Her ne kadar gerçek bir Prenses ve İspanya Kralı ile Kraliçesi’nin en büyük kızı olsa da fakir ailelerin çocukları gibi onun da sadece bir tane doğum günü vardı yıl içinde. Bu sebepten doğum günü kutlaması için güzel bir gün geçirmesi ülke için çok önemliydi. Ve o gün gerçekten de güzel bir gündü. Çizgili, uzun laleler saplarının üzerinde âdeta uzun bir hizadaki askerler misali dimdik duruyorlardı. Güllere meydan okurcasına bakıp, “Biz de sizin kadar görkemliyiz.” diyorlardı. Mor kelebekler kanatlarındaki altın tozuyla uçuşuyor ve her bir çiçeği sırayla ziyaret ediyorlardı. Duvarın çatlaklarından ufak kertenkeleler sürünerek çıkıyor ve güneşin beyaz ışığında uzanıp güneşleniyorlardı. Narlar sıcaktan çatlayarak açılıyor, kanayan kırmızı kalplerini gösteriyorlardı. Küflü çardaklardan bol miktarda sarkan soluk limonlar dahi daha zengin bir renk almış gibiydi muazzam güneş ışığından dolayı. Katlanmış fildişi misali küre şeklindeki tomurcuklarını açan manolya ağaçları havayı tatlı ve ağır bir kokuyla doldurmuştu.

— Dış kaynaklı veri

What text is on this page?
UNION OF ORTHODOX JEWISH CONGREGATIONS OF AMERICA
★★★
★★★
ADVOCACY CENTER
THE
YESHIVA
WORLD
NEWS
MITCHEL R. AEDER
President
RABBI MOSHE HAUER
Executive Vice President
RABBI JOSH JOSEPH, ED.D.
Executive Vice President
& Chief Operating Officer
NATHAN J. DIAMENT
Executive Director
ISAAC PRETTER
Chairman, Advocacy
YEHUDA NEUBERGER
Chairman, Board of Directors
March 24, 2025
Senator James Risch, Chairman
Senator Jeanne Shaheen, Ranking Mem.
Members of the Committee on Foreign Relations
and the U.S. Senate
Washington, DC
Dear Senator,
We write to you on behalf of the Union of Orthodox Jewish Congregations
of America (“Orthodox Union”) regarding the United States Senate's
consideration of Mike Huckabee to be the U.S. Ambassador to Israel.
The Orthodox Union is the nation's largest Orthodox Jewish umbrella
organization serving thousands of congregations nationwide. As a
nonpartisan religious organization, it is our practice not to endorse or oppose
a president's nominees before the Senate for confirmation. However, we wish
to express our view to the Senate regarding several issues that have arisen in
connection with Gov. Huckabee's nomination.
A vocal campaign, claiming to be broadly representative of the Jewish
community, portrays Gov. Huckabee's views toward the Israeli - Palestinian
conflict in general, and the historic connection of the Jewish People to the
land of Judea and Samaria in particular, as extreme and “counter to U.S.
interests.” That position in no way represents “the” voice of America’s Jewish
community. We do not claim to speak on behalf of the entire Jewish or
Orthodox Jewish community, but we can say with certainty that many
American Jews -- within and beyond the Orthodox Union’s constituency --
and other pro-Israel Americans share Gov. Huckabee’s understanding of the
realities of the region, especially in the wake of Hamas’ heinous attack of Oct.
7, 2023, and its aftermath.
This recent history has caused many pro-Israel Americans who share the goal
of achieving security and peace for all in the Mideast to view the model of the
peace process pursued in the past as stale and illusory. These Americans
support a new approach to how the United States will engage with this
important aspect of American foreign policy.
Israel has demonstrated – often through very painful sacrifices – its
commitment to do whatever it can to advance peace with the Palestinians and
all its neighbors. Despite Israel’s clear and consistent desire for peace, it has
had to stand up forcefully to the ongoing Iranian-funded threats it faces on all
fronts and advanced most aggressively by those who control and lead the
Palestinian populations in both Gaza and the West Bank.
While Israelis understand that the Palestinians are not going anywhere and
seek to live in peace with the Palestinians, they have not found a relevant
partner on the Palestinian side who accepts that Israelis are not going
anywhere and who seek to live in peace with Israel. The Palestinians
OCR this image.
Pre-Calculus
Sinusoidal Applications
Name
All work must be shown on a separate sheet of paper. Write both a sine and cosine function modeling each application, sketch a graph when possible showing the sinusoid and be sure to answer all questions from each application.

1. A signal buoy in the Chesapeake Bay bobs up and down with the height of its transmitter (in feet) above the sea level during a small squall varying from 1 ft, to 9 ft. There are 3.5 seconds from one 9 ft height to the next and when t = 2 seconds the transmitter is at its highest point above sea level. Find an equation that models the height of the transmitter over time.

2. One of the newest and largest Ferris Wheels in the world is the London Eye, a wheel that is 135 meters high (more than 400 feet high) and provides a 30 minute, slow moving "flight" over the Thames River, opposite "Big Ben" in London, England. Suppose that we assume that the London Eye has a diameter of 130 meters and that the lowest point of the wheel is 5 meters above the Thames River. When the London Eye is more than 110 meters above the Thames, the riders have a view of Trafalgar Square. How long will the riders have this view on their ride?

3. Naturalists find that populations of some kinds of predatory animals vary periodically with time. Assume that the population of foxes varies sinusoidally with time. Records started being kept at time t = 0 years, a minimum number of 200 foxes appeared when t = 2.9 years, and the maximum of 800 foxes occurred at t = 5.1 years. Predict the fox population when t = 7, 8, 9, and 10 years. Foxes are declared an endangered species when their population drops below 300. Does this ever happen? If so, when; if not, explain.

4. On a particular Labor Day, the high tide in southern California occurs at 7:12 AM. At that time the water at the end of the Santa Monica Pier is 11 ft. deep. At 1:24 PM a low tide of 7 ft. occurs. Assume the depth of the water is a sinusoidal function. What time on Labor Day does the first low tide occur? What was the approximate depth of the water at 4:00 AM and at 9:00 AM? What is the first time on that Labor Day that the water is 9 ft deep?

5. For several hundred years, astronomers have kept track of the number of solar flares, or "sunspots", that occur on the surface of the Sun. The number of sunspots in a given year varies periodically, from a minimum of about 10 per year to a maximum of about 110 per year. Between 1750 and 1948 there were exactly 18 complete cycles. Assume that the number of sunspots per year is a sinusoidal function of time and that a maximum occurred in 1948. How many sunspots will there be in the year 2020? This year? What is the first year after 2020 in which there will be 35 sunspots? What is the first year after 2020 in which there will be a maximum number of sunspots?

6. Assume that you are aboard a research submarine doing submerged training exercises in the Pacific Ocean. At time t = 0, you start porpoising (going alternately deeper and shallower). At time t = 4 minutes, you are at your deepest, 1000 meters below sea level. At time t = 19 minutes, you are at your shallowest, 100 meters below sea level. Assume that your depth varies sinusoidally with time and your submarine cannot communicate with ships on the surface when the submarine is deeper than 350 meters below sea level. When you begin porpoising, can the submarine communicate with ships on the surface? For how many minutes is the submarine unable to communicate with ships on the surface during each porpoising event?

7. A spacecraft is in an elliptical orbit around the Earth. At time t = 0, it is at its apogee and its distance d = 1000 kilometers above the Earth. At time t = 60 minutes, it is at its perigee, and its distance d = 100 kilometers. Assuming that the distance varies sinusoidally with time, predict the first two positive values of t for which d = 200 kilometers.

Küçük Prenses terasta arkadaşları ile birlikte geziyor, taş vazolar ile yosun tutmuş eski heykellerin arasında saklambaç oynuyordu. Normal zamanlarda sadece kendi statüsünden çocuklarla oynamasına müsaade ediliyordu. Bu sebepten hep tek başına oynardı ancak doğum günü bir istisnaydı. Kral, Prenses’in sevdiği arkadaşlarını davet edip onlarla eğlenmesini emretmişti. Etrafta süzülen zayıf İspanyol çocuklarında zarif bir hâl vardı. Erkek çocukları geniş tüylü şapkalar takmış ve uçuşan kısa pelerinler giymişlerdi. Kız çocukları ise sırma işlemeli uzun elbiselerinin uçlarından tutuyor, simli siyah yelpazelerle gözlerini güneşten koruyorlardı. Ancak Prenses, içlerinde en zarif olanıydı. O zamanın tuhaf modasıyla kıyaslandığında içlerinde en zevkli giyinen de yine oydu. Elbisesi gri satendendi. Eteği ve kabarık kolları işlemeliydi. Elbisesinin gövde kısmına ise ince inciler sıra sıra işlenmişti. Gül desenleriyle süslü minik ayakkabıları yürürken elbisesinin altında görünürdü. Tüllü yelpazesi sedefli pembeydi. Hafif sarı saçları ise küçük ve soluk yüzünün üzerinde hale misali kaskatı duruyordu. Saçında güzel bir beyaz gül vardı.
Saraydaki bir pencereden Kral onları hüzünle izliyordu. Arkasında nefret ettiği erkek kardeşi Aragonlu Don Pedro duruyordu. Günah çıkarttığı Granada Baş Engizisyoncusu ise yanındaydı. Kral her zamankinden daha kederliydi. Etrafındaki saraylıları çocuksu bir ciddiyetle eğilerek selamlayan ya da her daim kendisine eşlik eden asık suratlı Albuquerque Düşesi’ne, yelpazesi ardından bakıp gülen prensese baktığında çocuğun annesi genç Kraliçe’yi düşünüyordu. Kısa bir süre önce (ona öyle geliyordu) neşeli Fransa diyarından gelen annesi İspanyol sarayının kasvetli ihtişamında solup gitmişti. Çocuğunun doğumundan altı ay sonra ölmüştü.